Rob Clark <robdclark@xxxxxxxxx> · Thu, 22 Jul 2021 08:46:41 -0700

On Thu, Jul 22, 2021 at 2:28 AM Christian König
<ckoenig.leichtzumerken@xxxxxxxxx> wrote:
>
> Am 22.07.21 um 11:08 schrieb Daniel Vetter:
> > [SNIP]
> >> As far as I know wake_up_state() tries to run the thread on the CPU it was
> >> scheduled last, while wait_event_* makes the thread run on the CPU who
> >> issues the wake by default.
> >>
> >> And yes I've also noticed this already and it was one of the reason why I
> >> suggested to use a wait_queue instead of the hand wired dma_fence_wait
> >> implementation.
> > The first versions had used wait_queue, but iirc we had some issues with
> > the callbacks and stuff and that was the reasons for hand-rolling. Or
> > maybe it was the integration of the lockless fastpath for
> > dma_fence_is_signalled().
> >
> >> [SNIP]
> >> Well it would have been nicer if we used the existing infrastructure instead
> >> of re-inventing stuff for dma_fence, but that chance is long gone.
> >>
> >> And you don't need a dma_fence_context base class, but rather just a flag in
> >> the dma_fence_ops if you want to change the behavior.
> > If there's something broken we should just fix it, not force everyone to
> > set a random flag. dma_fence work like special wait_queues, so if we
> > differ then we should go back to that.
>
> Wait a second with that, this is not broken.
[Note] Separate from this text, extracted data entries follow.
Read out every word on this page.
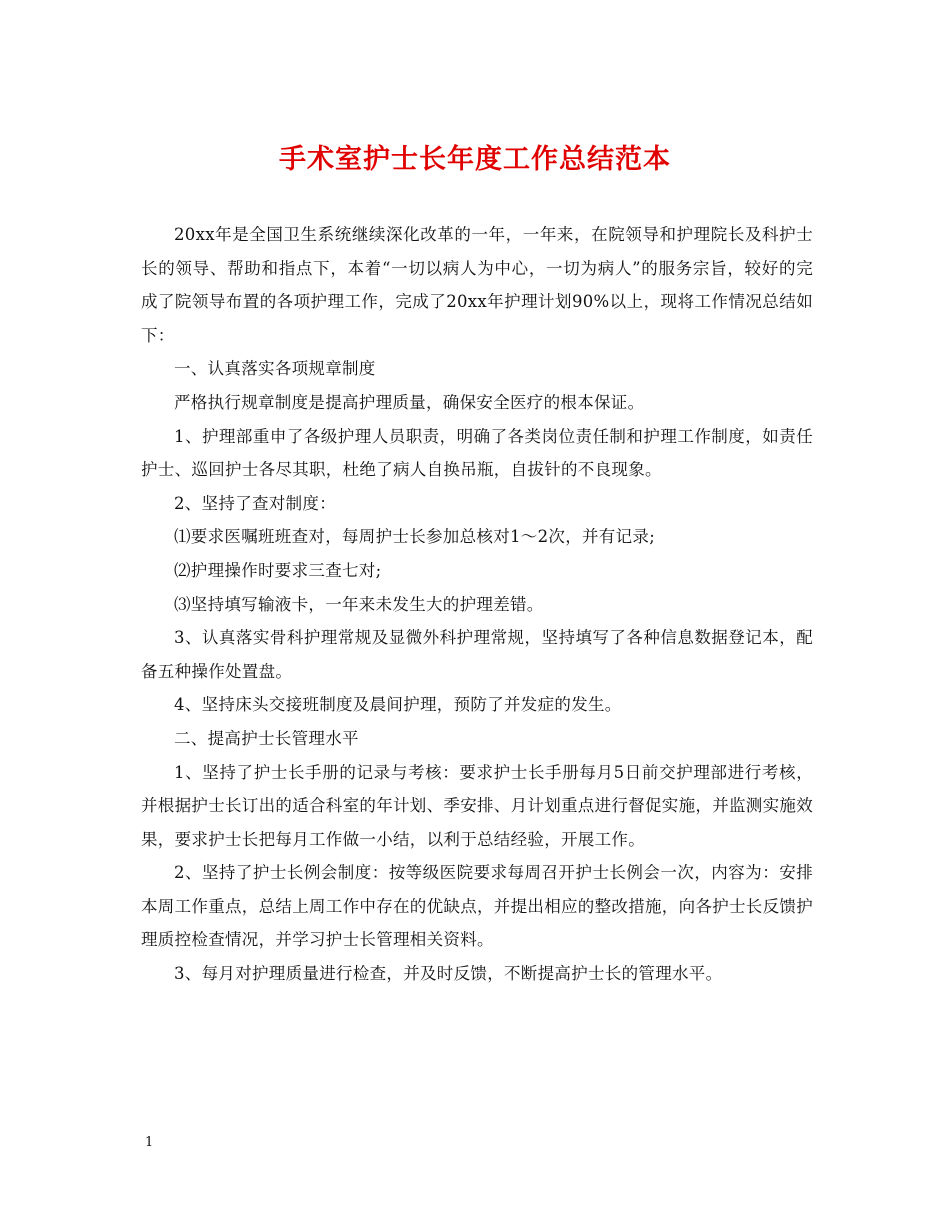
手术室护士长年度工作总结范本

20xx年是全国卫生系统继续深化改革的一年，一年来，在院领导和护理院长及科护士长的领导、帮助和指点下，本着“一切以病人为中心，一切为病人”的服务宗旨，较好的完成了院领导布置的各项护理工作，完成了20xx年护理计划90%以上，现将工作情况总结如下：

一、认真落实各项规章制度

严格执行规章制度是提高护理质量，确保安全医疗的根本保证。

1、护理部重申了各级护理人员职责，明确了各类岗位责任制和护理工作制度，如责任护士、巡回护士各尽其职，杜绝了病人自换吊瓶，自拔针的不良现象。

2、坚持了查对制度：

⑴要求医嘱班班查对，每周护士长参加总核对1～2次，并有记录;

⑵护理操作时要求三查七对;

⑶坚持填写输液卡，一年来未发生大的护理差错。

3、认真落实骨科护理常规及显微外科护理常规，坚持填写了各种信息数据登记本，配备五种操作处置盘。

4、坚持床头交接班制度及晨间护理，预防了并发症的发生。

二、提高护士长管理水平

1、坚持了护士长手册的记录与考核：要求护士长手册每月5日前交护理部进行考核，并根据护士长订出的适合科室的年计划、季安排、月计划重点进行督促实施，并监测实施效果，要求护士长把每月工作做一小结，以利于总结经验，开展工作。

2、坚持了护士长例会制度：按等级医院要求每周召开护士长例会一次，内容为：安排本周工作重点，总结上周工作中存在的优缺点，并提出相应的整改措施，向各护士长反馈护理质控检查情况，并学习护士长管理相关资料。

3、每月对护理质量进行检查，并及时反馈，不断提高护士长的管理水平。

1
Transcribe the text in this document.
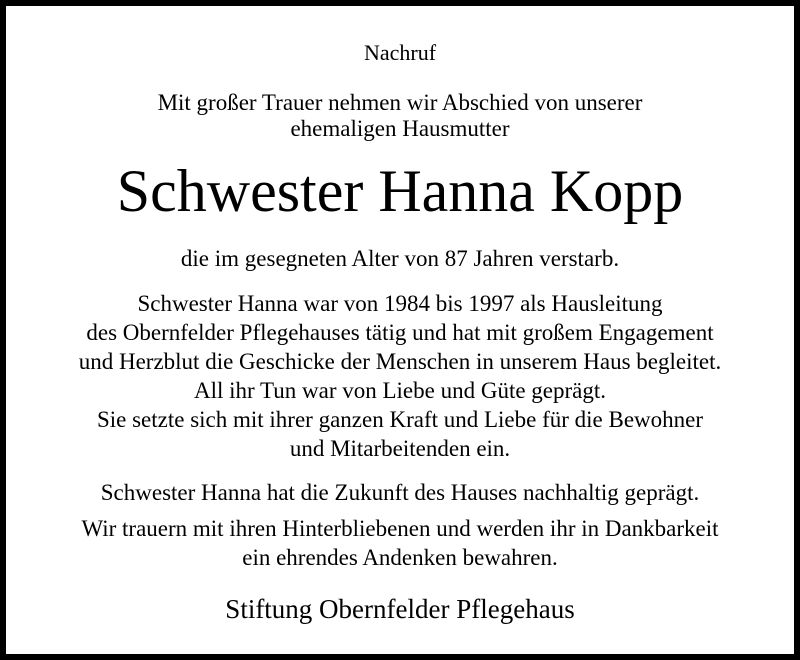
Nachruf
Mit großer Trauer nehmen wir Abschied von unserer
ehemaligen Hausmutter
Schwester Hanna Kopp
die im gesegneten Alter von 87 Jahren verstarb.
Schwester Hanna war von 1984 bis 1997 als Hausleitung
des Obernfelder Pflegehauses tätig und hat mit großem Engagement
und Herzblut die Geschicke der Menschen in unserem Haus begleitet.
All ihr Tun war von Liebe und Güte geprägt.
Sie setzte sich mit ihrer ganzen Kraft und Liebe für die Bewohner
und Mitarbeitenden ein.
Schwester Hanna hat die Zukunft des Hauses nachhaltig geprägt.
Wir trauern mit ihren Hinterbliebenen und werden ihr in Dankbarkeit
ein ehrendes Andenken bewahren.
Stiftung Obernfelder Pflegehaus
It's just different
> behavior and there are good arguments for both sides.
>
> If a wait is short you can have situations where you want to start the
> thread on the original CPU.
>      This is because you can assume that the caches on that CPU are
> still hot and heating up the caches on the local CPU would take longer
> than an inter CPU interrupt.
>
> But if the wait is long it makes more sense to run the thread on the CPU
> where you noticed the wake up event.
>      This is because you can assume that the caches are cold anyway and
> starting the thread on the current CPU (most likely from an interrupt
> handler) gives you the absolutely best latency.
>      In other words you usually return from the interrupt handler and
> just directly switch to the now running thread.
>
> I'm not sure if all drivers want the same behavior. Rob here seems to
> prefer number 2, but we have used 1 for dma_fence for a rather long time
> now and it could be that some people start to complain when we switch
> unconditionally.
>

Hmm, I wonder if it would make sense to have a dma_wait_fence() flag
to control the behavior, since it is maybe more about the waiter (and
perhaps how long the waiter expects to wait) than the signaler..

BR,
-R